Townsend will receive the award of $7,500 on Tuesday, Oct. 27 at 5 p.m. in the Hawkins Carlson Room in Rush Rhees Library on the University’s River Campus. The event is free and open to the public. Townsend will give a reading from her novel and she will sign copies of the book at the reception to follow.

Saint Monkey (Norton, 2014) was selected for the Kafka Prize by a panel of three reviewers from a pool of more than 100 nominations. “One of the remarkable qualities of the novel is Townsend’s ability to give each female character her own unique voice, while focusing on the intensity and complexity of their mutual friendship,” says Jason Peck, chair of the selection committee. The novel follows the lives of two young girls in the 1950s Jim Crow South and is split between their two perspectives and mutual quest for “something better.”

Although she has always written stories, Townsend said she never grew up thinking she would be a writer and was therefore taken aback by the reception her first novel has received. “I feel very fortunate to now be living out my dream and to be able to hear from readers whose lives have been touched by the story I told.”  She hopes people are able to take away from her book a feeling that “we are all deeply flawed, yet all completely loveable.”

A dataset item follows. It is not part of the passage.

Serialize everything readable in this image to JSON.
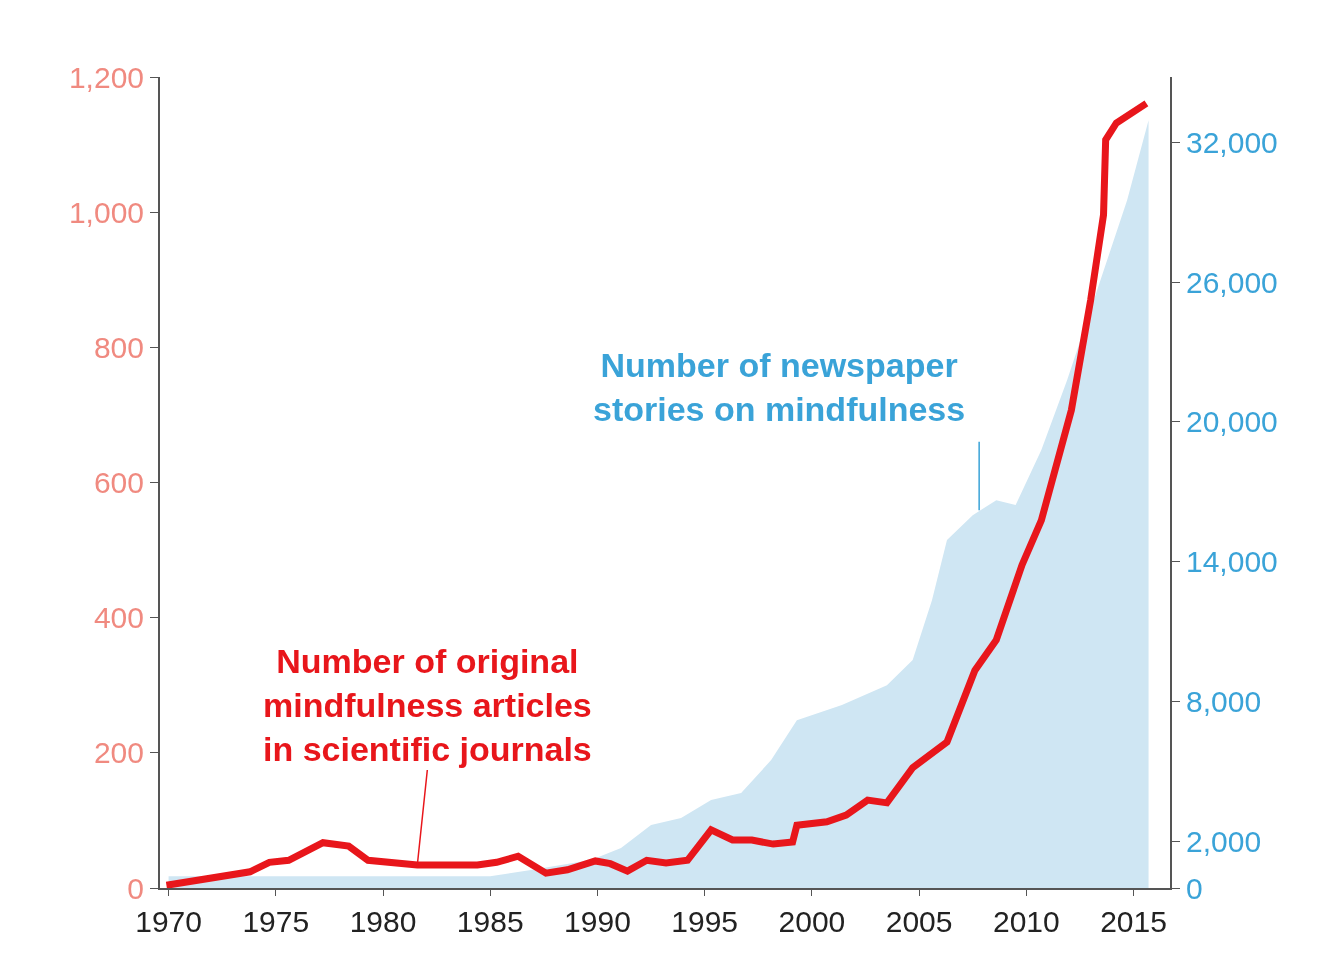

Before writing Saint Monkey, Townsend was a lawyer, a broadcast journalist, and a Fulbright Fellow in Cộte d’Ivore. She has taught at a number of universities throughout the Midwest at Indiana University where she is an associate professor of English, and is currently working on her second novel.

Among its numerous accolades, Saint Monkey has received honors from the Black Caucus of the American Library Association, was long listed for the Flaherty-Dunnan First Novel Prize, and short-listed for the Crook’s Corner Book Prize.

Each year The Susan B. Anthony Institute awards the Janet Heidinger Kafka Prize to an American woman whose book-length prose writing has been published the previous year. The winner must be a talented writer who has not yet become well established in the literary realm.  Previous winners include Anne Tyler, Ann Patchett, Ursula K. Le Guin, and Toni Morrison, all of whom won the award before achieving fame for their writing.

The award was established in the memory of Janet Heidinger Kafka, a young and promising editor who was killed in an automobile accident just as her career was beginning to gather momentum. The endowment that funds the award was set up by her friends and family to honor her memory, her personal ideals and her high standard for literature.

This year’s selection committee panelists included Jason Peck, a visiting professor of German, Beth Jörgensen, professor of Spanish, and Terry Platt, professor Emeritus of Biochemistry and Biology.